By David Milliken
LONDON (Reuters) – British businesses scaled back plans for price rises in February but overall intentions for price and wage increases remain high, according to a Bank of England survey which is unlikely to resolve policymakers’ disagreements on the inflation outlook.
The BoE’s Monetary Policy Committee has been split for several months over how much further interest rates need to rise to return double-digit inflation to its 2% target, and how persistent underlying inflation pressures will prove.
Businesses surveyed in February expected to raise their prices by 5.4% over the coming year, down from 5.8% in January and the smallest planned increase since February 2022, when Russia’s invasion of Ukraine caused a surge in energy costs.
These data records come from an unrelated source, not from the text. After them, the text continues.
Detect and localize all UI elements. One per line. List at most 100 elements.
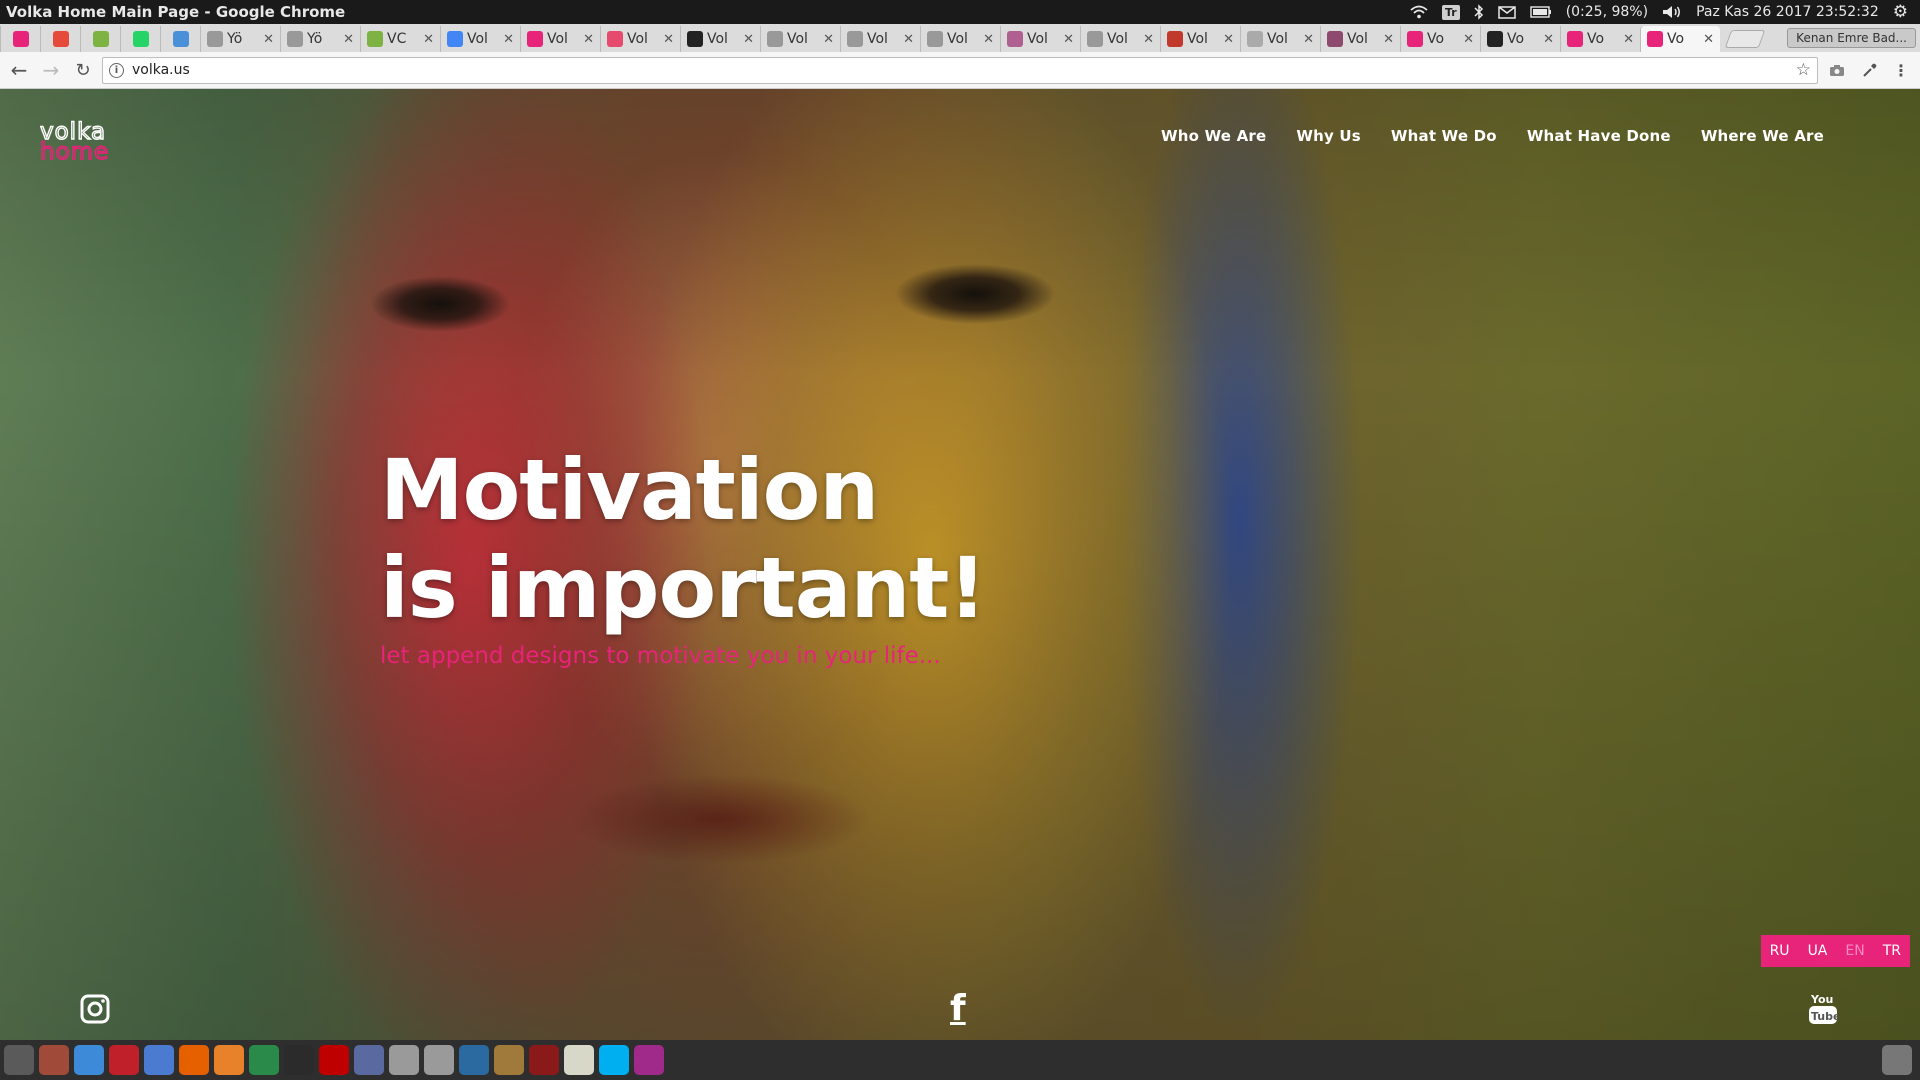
archive-icon[interactable] [494, 1045, 524, 1075]
chrome-icon[interactable] [74, 1045, 104, 1075]
tab[interactable]: Vol ✕ [600, 26, 680, 52]
lang-en[interactable]: EN [1836, 935, 1873, 967]
address-bar[interactable]: i ☆ [102, 56, 1818, 84]
tab[interactable]: Vol ✕ [440, 26, 520, 52]
vpn-icon[interactable] [459, 1045, 489, 1075]
url-input[interactable] [132, 62, 1788, 78]
media-icon[interactable] [529, 1045, 559, 1075]
chromium-icon[interactable] [144, 1045, 174, 1075]
nav-what-we-do[interactable]: What We Do [1391, 127, 1497, 145]
tab[interactable]: Vol ✕ [520, 26, 600, 52]
tab[interactable]: Vo ✕ [1560, 26, 1640, 52]
tab-pinned[interactable] [160, 26, 200, 52]
editor-icon[interactable] [564, 1045, 594, 1075]
tab-active[interactable]: Vo ✕ [1640, 26, 1720, 52]
profile-button[interactable]: Kenan Emre Bad... [1787, 28, 1916, 48]
lang-ua[interactable]: UA [1799, 935, 1837, 967]
tab[interactable]: Vol ✕ [1240, 26, 1320, 52]
clock[interactable]: Paz Kas 26 2017 23:52:32 [1696, 4, 1879, 20]
tab-pinned[interactable] [40, 26, 80, 52]
dash-home-icon[interactable] [4, 1045, 34, 1075]
tab-close-icon[interactable]: ✕ [1463, 32, 1474, 47]
tab-close-icon[interactable]: ✕ [1303, 32, 1314, 47]
filezilla-icon[interactable] [319, 1045, 349, 1075]
firefox-icon[interactable] [179, 1045, 209, 1075]
wifi-icon[interactable] [1410, 5, 1428, 19]
camera-extension-icon[interactable] [1824, 57, 1850, 83]
opera-icon[interactable] [109, 1045, 139, 1075]
network-icon[interactable] [354, 1045, 384, 1075]
tab-close-icon[interactable]: ✕ [343, 32, 354, 47]
remote-icon[interactable] [249, 1045, 279, 1075]
tab-close-icon[interactable]: ✕ [1543, 32, 1554, 47]
tab-close-icon[interactable]: ✕ [743, 32, 754, 47]
drive2-icon[interactable] [424, 1045, 454, 1075]
site-info-icon[interactable]: i [109, 62, 124, 78]
tab[interactable]: Vol ✕ [920, 26, 1000, 52]
nav-who-we-are[interactable]: Who We Are [1161, 127, 1266, 145]
tab[interactable]: Vol ✕ [1320, 26, 1400, 52]
tab[interactable]: Vol ✕ [1080, 26, 1160, 52]
tab-close-icon[interactable]: ✕ [423, 32, 434, 47]
skype-icon[interactable] [599, 1045, 629, 1075]
system-gear-icon[interactable]: ⚙ [1893, 2, 1908, 22]
tab-pinned[interactable] [0, 26, 40, 52]
reload-icon[interactable]: ↻ [70, 57, 96, 83]
forward-arrow-icon[interactable]: → [38, 57, 64, 83]
files-icon[interactable] [39, 1045, 69, 1075]
back-arrow-icon[interactable]: ← [6, 57, 32, 83]
tab-close-icon[interactable]: ✕ [1703, 32, 1714, 47]
tab-pinned[interactable] [120, 26, 160, 52]
nav-what-have-done[interactable]: What Have Done [1527, 127, 1671, 145]
volka-home-logo[interactable]: volka home [39, 118, 160, 165]
language-switcher: RU UA EN TR [1760, 935, 1910, 967]
tab[interactable]: Vol ✕ [840, 26, 920, 52]
tab-title: Yö [227, 31, 243, 47]
eyedropper-extension-icon[interactable] [1856, 57, 1882, 83]
mail-icon[interactable] [1497, 5, 1516, 19]
nav-where-we-are[interactable]: Where We Are [1701, 127, 1824, 145]
tab[interactable]: VC ✕ [360, 26, 440, 52]
tab[interactable]: Yö ✕ [280, 26, 360, 52]
tab[interactable]: Vo ✕ [1400, 26, 1480, 52]
battery-status[interactable]: (0:25, 98%) [1566, 4, 1648, 20]
tab[interactable]: Vol ✕ [1160, 26, 1240, 52]
tab-close-icon[interactable]: ✕ [1623, 32, 1634, 47]
instagram-icon[interactable] [80, 994, 110, 1028]
terminal-icon[interactable] [284, 1045, 314, 1075]
tab-close-icon[interactable]: ✕ [1143, 32, 1154, 47]
tab[interactable]: Vol ✕ [760, 26, 840, 52]
settings-icon[interactable] [214, 1045, 244, 1075]
tab-close-icon[interactable]: ✕ [663, 32, 674, 47]
tab-close-icon[interactable]: ✕ [1063, 32, 1074, 47]
lang-ru[interactable]: RU [1761, 935, 1799, 967]
chrome-menu-icon[interactable]: ⋮ [1888, 57, 1914, 83]
tab-close-icon[interactable]: ✕ [1383, 32, 1394, 47]
bookmark-star-icon[interactable]: ☆ [1796, 60, 1811, 80]
facebook-icon[interactable]: f [950, 988, 966, 1029]
app-icon[interactable] [634, 1045, 664, 1075]
tab[interactable]: Yö ✕ [200, 26, 280, 52]
bluetooth-icon[interactable] [1474, 4, 1484, 20]
tab[interactable]: Vol ✕ [680, 26, 760, 52]
trash-icon[interactable] [1882, 1045, 1912, 1075]
nav-why-us[interactable]: Why Us [1296, 127, 1361, 145]
battery-icon[interactable] [1529, 6, 1552, 18]
drive-icon[interactable] [389, 1045, 419, 1075]
tab-close-icon[interactable]: ✕ [903, 32, 914, 47]
tab-close-icon[interactable]: ✕ [583, 32, 594, 47]
tab[interactable]: Vo ✕ [1480, 26, 1560, 52]
tab-pinned[interactable] [80, 26, 120, 52]
volume-icon[interactable] [1662, 5, 1682, 19]
tab-close-icon[interactable]: ✕ [823, 32, 834, 47]
tab[interactable]: Vol ✕ [1000, 26, 1080, 52]
youtube-icon[interactable]: You Tube [1808, 992, 1840, 1030]
tab-close-icon[interactable]: ✕ [503, 32, 514, 47]
tab-close-icon[interactable]: ✕ [983, 32, 994, 47]
new-tab-button[interactable] [1724, 30, 1766, 48]
tab-close-icon[interactable]: ✕ [1223, 32, 1234, 47]
keyboard-layout-indicator[interactable]: Tr [1441, 4, 1460, 20]
dark-site-icon [687, 31, 703, 47]
lang-tr[interactable]: TR [1874, 935, 1910, 967]
tab-close-icon[interactable]: ✕ [263, 32, 274, 47]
Businesses plan to raise wages by 5.7% over the next year, the same as in January. The measure was last lower in August.
For some policymakers, this may be evidence that inflation is now firmly on a downward path, which will accelerate as the effect of past interest rate rises spreads through the economy.
However, the scale of planned wage and price increases is still around twice their average before the COVID-19 pandemic, when inflation was near its 2% target.
Businesses said they expected consumer price inflation to fall to 5.9% in one year’s time and to be 3.4% in three years – in contrast to the BoE’s forecast last month that inflation would be below its 2% target by the second half of next year.
BoE Governor Andrew Bailey said in a speech on Wednesday that it was uncertain whether the central bank would need to raise interest rates further, and that it would depend on policymakers’ assessment of wage and price pressures.
Financial markets expect the BoE to raise rates to 4.25% from 4% later this month, and for rates to peak at 4.75% in the second half of the year.
The BoE’s monthly Decision Maker Panel survey was based on responses from 2,462 chief financial officers between Feb. 3 and Feb. 17.